Some medical groups have backed end-of-life legislation. The American Medical Students Association, for example, signed on to a letter of support for the California legislation, says Deborah Vozzella Hall, MD, national president of the association.
“Medical decisions belong to patients and their care providers and this falls into that category,” says Hall. “We have really long supported the idea of autonomy for patients, understanding that there have to be appropriate measures in places to make sure that a terminally ill patient isn’t suffering from depression or external pressures.”
In Colorado, both the Denver and Boulder medical societies are supporting a proposal, says Grennan. “We’re starting to see more support across the board from physicians,” she says.
The oregon model
Most proposals are modeled on the Oregon law, which was passed in 1994 but did not go into effect until after voters had defeated a 1997 ballot initiative to repeal it. It has since withstood a variety of legislative and legal challenges.

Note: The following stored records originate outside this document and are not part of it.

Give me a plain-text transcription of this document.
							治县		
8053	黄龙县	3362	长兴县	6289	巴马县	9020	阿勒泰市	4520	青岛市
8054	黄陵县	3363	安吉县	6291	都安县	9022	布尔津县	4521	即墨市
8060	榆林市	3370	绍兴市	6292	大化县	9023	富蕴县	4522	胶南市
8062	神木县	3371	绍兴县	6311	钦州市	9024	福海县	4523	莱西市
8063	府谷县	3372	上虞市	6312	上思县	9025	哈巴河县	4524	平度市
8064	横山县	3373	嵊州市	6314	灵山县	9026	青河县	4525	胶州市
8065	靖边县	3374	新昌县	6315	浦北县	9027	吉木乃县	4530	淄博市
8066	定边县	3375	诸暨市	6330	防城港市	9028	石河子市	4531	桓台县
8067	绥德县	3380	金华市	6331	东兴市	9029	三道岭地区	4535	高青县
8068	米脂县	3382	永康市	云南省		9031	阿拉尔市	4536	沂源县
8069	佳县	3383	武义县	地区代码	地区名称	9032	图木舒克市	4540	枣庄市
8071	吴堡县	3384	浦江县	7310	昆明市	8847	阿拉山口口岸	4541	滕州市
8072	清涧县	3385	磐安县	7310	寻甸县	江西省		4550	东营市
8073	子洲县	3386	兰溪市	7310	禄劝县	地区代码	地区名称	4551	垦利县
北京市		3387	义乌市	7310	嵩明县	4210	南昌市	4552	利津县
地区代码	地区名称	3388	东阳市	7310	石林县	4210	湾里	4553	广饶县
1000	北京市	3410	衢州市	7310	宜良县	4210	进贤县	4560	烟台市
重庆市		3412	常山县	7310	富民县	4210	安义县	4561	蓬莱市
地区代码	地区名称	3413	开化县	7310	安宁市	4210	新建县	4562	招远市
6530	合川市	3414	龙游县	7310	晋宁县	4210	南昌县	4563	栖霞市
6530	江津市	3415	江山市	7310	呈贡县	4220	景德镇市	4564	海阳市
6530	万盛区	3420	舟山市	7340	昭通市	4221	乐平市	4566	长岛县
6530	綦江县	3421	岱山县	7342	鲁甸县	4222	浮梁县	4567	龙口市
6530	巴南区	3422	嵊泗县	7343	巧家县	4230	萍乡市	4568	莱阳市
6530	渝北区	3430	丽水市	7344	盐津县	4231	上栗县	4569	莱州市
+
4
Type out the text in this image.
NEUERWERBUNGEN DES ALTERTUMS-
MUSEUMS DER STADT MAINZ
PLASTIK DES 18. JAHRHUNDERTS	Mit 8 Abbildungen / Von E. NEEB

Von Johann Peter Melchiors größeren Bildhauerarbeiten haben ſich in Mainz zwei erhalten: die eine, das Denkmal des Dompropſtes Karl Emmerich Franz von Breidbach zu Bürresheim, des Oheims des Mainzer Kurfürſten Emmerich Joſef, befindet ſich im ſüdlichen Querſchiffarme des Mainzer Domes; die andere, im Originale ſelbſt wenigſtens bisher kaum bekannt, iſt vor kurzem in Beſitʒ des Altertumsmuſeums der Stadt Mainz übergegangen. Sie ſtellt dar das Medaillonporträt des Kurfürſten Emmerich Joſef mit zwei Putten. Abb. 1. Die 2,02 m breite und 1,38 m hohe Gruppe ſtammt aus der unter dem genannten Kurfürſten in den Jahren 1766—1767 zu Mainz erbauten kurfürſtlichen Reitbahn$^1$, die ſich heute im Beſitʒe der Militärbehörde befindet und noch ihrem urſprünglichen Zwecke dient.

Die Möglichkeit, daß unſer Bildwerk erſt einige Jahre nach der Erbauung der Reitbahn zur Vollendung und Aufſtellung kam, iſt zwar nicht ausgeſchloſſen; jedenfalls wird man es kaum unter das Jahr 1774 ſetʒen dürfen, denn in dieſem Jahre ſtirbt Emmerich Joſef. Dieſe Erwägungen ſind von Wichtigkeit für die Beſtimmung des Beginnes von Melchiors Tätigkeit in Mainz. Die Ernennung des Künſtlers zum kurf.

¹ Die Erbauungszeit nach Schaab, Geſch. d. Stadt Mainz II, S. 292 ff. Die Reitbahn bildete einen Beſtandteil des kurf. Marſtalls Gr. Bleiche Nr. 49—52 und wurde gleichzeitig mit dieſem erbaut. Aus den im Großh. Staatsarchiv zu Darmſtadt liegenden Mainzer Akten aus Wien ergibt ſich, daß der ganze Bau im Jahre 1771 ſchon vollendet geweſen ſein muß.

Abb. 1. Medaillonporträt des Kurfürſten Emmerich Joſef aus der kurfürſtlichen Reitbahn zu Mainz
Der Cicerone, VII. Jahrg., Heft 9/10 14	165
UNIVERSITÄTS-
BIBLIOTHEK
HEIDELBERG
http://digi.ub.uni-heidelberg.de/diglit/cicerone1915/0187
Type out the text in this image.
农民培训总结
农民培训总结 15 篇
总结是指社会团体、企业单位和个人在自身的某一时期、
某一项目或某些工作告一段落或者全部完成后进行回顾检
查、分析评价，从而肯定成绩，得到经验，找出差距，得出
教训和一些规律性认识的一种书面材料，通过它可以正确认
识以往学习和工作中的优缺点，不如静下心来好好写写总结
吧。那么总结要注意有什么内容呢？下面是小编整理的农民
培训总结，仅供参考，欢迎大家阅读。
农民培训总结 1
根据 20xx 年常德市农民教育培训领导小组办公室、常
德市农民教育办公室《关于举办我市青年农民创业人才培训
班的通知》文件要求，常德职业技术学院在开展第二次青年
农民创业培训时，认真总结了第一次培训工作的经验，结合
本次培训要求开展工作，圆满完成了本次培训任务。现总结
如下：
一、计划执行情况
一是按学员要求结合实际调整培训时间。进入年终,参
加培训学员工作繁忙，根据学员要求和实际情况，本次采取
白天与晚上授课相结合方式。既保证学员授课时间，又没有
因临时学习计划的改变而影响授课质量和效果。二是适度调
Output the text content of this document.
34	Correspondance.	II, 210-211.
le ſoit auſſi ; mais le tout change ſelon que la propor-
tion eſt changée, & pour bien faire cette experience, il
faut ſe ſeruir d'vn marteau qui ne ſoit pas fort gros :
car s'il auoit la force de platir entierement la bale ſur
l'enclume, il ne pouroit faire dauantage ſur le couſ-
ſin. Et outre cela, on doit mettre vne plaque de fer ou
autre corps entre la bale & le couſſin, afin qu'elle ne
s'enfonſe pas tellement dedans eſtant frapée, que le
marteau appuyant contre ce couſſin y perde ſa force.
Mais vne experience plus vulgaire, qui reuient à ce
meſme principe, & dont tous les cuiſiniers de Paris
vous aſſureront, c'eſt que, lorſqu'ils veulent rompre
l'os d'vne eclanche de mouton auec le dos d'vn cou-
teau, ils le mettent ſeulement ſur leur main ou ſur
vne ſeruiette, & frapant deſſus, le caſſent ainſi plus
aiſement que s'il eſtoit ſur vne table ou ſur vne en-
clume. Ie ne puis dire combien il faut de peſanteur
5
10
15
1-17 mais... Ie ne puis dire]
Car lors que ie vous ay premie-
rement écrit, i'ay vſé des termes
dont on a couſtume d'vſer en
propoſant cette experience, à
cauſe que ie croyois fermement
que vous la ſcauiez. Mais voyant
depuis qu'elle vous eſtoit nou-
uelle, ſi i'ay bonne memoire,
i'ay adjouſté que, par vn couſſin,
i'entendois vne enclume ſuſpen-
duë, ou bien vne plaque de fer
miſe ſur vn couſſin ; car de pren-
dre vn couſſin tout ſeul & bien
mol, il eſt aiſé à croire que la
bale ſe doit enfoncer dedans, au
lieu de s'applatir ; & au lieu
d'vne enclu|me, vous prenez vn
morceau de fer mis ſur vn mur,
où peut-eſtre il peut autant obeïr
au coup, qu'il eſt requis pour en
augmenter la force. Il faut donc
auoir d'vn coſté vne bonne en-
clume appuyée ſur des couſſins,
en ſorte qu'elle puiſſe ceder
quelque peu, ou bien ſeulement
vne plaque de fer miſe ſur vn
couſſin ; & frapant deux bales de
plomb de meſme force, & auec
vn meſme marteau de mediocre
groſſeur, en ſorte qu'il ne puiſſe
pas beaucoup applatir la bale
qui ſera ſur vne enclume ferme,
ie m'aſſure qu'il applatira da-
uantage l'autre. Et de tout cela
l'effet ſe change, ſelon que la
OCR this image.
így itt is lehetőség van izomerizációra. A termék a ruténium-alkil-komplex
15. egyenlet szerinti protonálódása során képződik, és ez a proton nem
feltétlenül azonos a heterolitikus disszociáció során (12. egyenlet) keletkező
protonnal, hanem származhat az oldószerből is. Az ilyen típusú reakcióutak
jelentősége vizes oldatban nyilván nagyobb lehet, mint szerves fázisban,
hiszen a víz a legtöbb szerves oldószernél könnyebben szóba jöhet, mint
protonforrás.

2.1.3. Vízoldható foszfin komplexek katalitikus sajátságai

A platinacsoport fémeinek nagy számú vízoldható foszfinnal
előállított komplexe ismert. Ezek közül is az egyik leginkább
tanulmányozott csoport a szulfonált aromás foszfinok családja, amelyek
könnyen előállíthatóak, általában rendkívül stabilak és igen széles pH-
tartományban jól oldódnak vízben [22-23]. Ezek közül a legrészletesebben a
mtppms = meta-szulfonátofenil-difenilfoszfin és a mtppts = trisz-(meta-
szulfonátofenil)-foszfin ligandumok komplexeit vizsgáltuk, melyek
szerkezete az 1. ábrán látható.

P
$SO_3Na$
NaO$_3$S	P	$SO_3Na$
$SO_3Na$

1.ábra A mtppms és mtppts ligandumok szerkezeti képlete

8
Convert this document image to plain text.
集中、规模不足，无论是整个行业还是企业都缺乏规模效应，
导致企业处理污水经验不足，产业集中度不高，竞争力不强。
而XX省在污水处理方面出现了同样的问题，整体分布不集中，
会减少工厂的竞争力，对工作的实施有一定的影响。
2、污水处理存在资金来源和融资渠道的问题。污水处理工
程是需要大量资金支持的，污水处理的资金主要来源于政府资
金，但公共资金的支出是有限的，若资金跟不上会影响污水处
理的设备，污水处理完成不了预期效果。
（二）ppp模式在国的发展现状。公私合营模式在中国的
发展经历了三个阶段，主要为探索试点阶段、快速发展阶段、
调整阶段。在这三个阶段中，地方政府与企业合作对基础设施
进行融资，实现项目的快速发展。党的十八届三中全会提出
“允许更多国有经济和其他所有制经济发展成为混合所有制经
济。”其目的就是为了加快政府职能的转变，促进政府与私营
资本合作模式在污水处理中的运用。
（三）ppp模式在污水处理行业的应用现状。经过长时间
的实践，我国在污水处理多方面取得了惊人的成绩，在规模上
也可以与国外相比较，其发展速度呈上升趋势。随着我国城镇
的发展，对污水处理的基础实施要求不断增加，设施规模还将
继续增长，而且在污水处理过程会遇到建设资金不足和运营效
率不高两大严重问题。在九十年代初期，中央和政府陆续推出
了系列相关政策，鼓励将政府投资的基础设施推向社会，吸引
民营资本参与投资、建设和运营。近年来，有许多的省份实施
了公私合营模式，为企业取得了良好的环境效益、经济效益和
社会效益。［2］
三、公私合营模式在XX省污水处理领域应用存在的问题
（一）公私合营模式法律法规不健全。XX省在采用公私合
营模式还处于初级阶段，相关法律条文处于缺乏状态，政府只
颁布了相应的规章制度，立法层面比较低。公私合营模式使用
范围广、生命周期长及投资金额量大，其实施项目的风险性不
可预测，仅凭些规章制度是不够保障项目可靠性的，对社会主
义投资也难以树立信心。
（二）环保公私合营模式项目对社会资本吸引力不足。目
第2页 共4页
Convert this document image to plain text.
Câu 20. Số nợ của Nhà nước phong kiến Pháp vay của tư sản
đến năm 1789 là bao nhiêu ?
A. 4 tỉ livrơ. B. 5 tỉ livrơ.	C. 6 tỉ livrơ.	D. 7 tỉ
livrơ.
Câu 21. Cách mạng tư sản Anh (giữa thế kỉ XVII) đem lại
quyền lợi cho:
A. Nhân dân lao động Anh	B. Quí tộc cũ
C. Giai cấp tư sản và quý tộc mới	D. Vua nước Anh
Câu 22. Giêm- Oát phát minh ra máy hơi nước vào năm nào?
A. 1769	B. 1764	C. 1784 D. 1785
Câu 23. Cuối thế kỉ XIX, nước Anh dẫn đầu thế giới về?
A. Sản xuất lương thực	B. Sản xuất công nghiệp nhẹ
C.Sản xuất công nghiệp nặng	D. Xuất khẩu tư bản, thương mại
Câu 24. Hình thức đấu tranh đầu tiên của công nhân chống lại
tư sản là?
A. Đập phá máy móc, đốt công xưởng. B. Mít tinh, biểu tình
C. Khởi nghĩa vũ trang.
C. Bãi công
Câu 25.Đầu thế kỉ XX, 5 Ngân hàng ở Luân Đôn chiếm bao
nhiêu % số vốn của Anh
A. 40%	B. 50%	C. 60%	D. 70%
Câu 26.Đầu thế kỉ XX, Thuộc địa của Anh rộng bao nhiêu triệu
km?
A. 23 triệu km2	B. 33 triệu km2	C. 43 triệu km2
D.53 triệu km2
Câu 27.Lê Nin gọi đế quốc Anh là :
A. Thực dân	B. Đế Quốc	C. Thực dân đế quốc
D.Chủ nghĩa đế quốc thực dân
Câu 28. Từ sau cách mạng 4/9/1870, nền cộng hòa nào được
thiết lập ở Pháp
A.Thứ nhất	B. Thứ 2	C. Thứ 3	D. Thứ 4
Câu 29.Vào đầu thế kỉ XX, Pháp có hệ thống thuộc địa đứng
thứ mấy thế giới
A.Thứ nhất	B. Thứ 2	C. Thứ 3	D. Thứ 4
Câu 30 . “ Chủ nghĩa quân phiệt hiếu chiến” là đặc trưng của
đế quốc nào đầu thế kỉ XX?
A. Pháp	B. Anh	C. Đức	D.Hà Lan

It requires a patient diagnosed as terminally ill to “make a written request for medication for the purpose of ending his or her life in a humane and dignified manner,” according to text of the legislation. The request has to be witnessed by two people, one of whom is not related to the patient nor entitled to any portion of the patient’s estate. The request has to be made in the presence of a doctor.
The law also outlines requirements for the attending physician, including his or her diagnosis and prognosis and discussion of feasible alternatives such as hospice care. It also stipulates that a physician does not have to provide end-of-life medication, saying only that if a doctor does not want to participate he or she should transfer a patient’s records to a new provider selected by the patient.
Maryland’s proposed law also requires doctors who do not wish to participate only to transfer records, notes Shane Pedergrass, a member of the Maryland House of Delegates and a sponsor of the legislation. “We’re trying very hard to not make people who have a particular belief system not do what they want,” she says of doctors who may have moral or religious objections to aiding in end-of-life care.
Pendergrass’s bill is titled the End of Life Option Act, an attempt to defuse some of the language-related rancor associated with the issue, Pedergrass notes.
Pendergrass’s bill never made it out of committee, however, as the Maryland General Assembly ends its year. A state senate version of the bill was withdrawn as well.
Opponents do not believe the law’s safeguards for doctors or patients are sufficient to prevent abuses. They worry that patients may be coerced into requesting to end their lives by family members or doctors.
“The risks of mistakes, coercion and abuse are too great,” says Not Dead Yet’s Coleman. Such laws are “extremely dangerous public policy for old and disabled people,” she says.
Stevens echoes Coleman’s concerns. “They’re making a tragic mistake,” he says of those who back such legislation. “Once you say that suffering merits this if people want it, there’s no logical place for people to draw the line.”
Opponents also worry that insurance companies will push for end-of-life options rather than pay for prolonged care for terminally ill patients.
Proponents such as Pedergrass counter that the insurance argument is being used to divert attention from an honest discussion of whether people have the right to end their lives as they wish. “Once you see someone suffer and be completely unable to relief that suffering, you’re one bad death away from supporting this,” Pedergrass argues.